You can use the OOTB Web Services connector theoretically ; the SailPoint IdentityIQ Web Services Connector could be used if Oracle HCM Cloud exposes specific REST APIs that provide the features your team needs, such as delta aggregation for non-workers, which the existing Oracle HCM Cloud connector’s Atom Feed functionality does not support for non-worker details. The Web Services Connector is designed to integrate with applications that expose web services (SOAP or REST) and supports features like account aggregation, account delta aggregation, and various account management operations (create, update, delete). But you will need to perform integration and issues, as the Oracle API side will be out of the scope of SailPoint Support. We will provide Support for issues related to the WebService connector.
@mathieug It means OOTB connector has limitations and recommendation is to move with Webservices, if relevant APIs available. Did you reach out to your HCM team?
If I understand correctly, SailPoint doesn’t recommend the WebServices connector, they simply state that in theory, it should work.

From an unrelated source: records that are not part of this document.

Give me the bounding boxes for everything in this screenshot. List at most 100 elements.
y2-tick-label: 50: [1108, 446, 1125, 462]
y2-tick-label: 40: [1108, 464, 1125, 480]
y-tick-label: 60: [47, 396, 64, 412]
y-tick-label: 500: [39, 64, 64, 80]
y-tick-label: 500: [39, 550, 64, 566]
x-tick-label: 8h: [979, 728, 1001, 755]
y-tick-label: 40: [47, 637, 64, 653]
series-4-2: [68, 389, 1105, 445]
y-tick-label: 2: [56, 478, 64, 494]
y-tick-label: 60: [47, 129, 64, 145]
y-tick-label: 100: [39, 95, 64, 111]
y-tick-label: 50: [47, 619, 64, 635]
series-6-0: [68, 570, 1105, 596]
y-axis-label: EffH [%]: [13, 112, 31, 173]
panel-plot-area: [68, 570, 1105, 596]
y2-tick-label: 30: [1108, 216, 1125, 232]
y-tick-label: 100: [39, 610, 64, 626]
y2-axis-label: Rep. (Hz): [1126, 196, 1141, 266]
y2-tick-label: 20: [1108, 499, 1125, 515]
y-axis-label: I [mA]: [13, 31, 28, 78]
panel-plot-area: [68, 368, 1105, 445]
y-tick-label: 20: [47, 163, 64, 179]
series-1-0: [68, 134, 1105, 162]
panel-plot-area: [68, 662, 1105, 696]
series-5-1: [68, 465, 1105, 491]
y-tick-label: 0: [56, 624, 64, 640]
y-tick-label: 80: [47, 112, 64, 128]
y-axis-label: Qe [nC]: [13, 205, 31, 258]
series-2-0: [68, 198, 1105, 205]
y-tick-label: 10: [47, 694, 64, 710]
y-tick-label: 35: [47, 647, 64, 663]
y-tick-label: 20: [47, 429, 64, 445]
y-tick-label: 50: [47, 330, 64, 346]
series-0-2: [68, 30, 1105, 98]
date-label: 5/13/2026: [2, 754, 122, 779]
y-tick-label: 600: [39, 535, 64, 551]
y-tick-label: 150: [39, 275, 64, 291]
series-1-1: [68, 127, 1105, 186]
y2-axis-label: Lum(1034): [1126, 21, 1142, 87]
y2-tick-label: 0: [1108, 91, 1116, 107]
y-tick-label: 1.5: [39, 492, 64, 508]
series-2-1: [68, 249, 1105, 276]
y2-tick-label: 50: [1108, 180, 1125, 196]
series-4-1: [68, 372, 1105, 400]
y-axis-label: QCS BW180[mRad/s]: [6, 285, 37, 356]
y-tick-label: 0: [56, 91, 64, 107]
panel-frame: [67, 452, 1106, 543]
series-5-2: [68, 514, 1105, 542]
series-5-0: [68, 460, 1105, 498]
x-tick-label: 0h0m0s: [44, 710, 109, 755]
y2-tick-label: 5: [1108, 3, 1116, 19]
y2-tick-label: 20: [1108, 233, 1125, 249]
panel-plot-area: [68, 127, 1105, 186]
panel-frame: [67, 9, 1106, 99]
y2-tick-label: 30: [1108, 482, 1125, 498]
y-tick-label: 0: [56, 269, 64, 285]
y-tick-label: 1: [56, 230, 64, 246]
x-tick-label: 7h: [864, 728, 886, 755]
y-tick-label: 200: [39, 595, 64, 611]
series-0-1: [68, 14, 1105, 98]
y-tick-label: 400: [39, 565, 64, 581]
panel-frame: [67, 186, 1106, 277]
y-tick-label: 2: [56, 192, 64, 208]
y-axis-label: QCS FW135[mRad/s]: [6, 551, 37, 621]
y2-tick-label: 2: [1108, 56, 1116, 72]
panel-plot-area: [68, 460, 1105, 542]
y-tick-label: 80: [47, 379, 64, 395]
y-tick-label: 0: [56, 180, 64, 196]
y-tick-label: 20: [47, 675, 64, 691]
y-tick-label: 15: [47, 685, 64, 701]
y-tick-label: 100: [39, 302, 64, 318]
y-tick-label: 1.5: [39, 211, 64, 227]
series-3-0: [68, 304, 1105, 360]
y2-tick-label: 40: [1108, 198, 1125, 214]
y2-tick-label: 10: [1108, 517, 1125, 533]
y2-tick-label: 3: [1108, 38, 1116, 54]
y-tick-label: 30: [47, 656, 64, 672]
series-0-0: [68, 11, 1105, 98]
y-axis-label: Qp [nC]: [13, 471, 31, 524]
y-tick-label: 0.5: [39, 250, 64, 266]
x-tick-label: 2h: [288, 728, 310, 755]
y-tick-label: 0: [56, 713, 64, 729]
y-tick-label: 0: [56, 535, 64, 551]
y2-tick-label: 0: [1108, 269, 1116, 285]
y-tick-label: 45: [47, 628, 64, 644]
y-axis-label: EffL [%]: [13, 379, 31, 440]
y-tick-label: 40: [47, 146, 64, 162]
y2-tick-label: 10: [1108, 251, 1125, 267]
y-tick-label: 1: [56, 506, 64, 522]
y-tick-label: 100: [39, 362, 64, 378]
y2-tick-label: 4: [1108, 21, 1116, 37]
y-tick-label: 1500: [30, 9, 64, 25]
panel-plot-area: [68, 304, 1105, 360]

It seems to me that it’s actually Oracle that advises against it.
I have worked with a client that has the older version of the connector (Oracle Fusion HCM) which initially relied on /emps endpoint (employees endpoints) which was later soft deprecated.
Oracle silently started throttling the employees endpoints which caused various issues from no data to inconsistent data due to which the authoritative aggregation was ineffective and it had to be paused.
Later connector has been enhanced to use /workers endpoint (workers endpoint), our integration has been updated to use the workers endpoint, which resolved issues and even improved performance but it was short lived, the integration became unreliable again same as with the employees endpoint. We barely made the integration working while the newer connector (Oracle HCM Cloud) is made available, we have gotten an early efix for it, though it lacked the work_email, username write back functionality we have to move to that as the older connector was not at all reliable. After the switch, though it felt like a legacy version it worked reliably, we couldn’t say the same for the older connector.
So I would suggest that though it feels backwards the file based approach is reliable so go with it.
What we have done, as we have somewhat similar requirements as we need to manage non-workers too, we have scheduled the file extracts for every time our aggregation runs.
Few things to be aware of:
The documentation on sailpoint end of how to encrypt the files is incomplete at best, you need 2 pairs of keys, one from iiq, one from HCM: iiq pub key would encrypt the data, iiq priv key would decrypt it, hcm priv key would sign the file, hcm pub key would verify the file.
Make sure to add all the required attributes, and custom schema attributes should end with __c
Thank you very much for your feedback and for sharing your experience @BhuvaneshGeddam, it is very helpful. I’m marking your message as the solution because we’re moving towards that solution.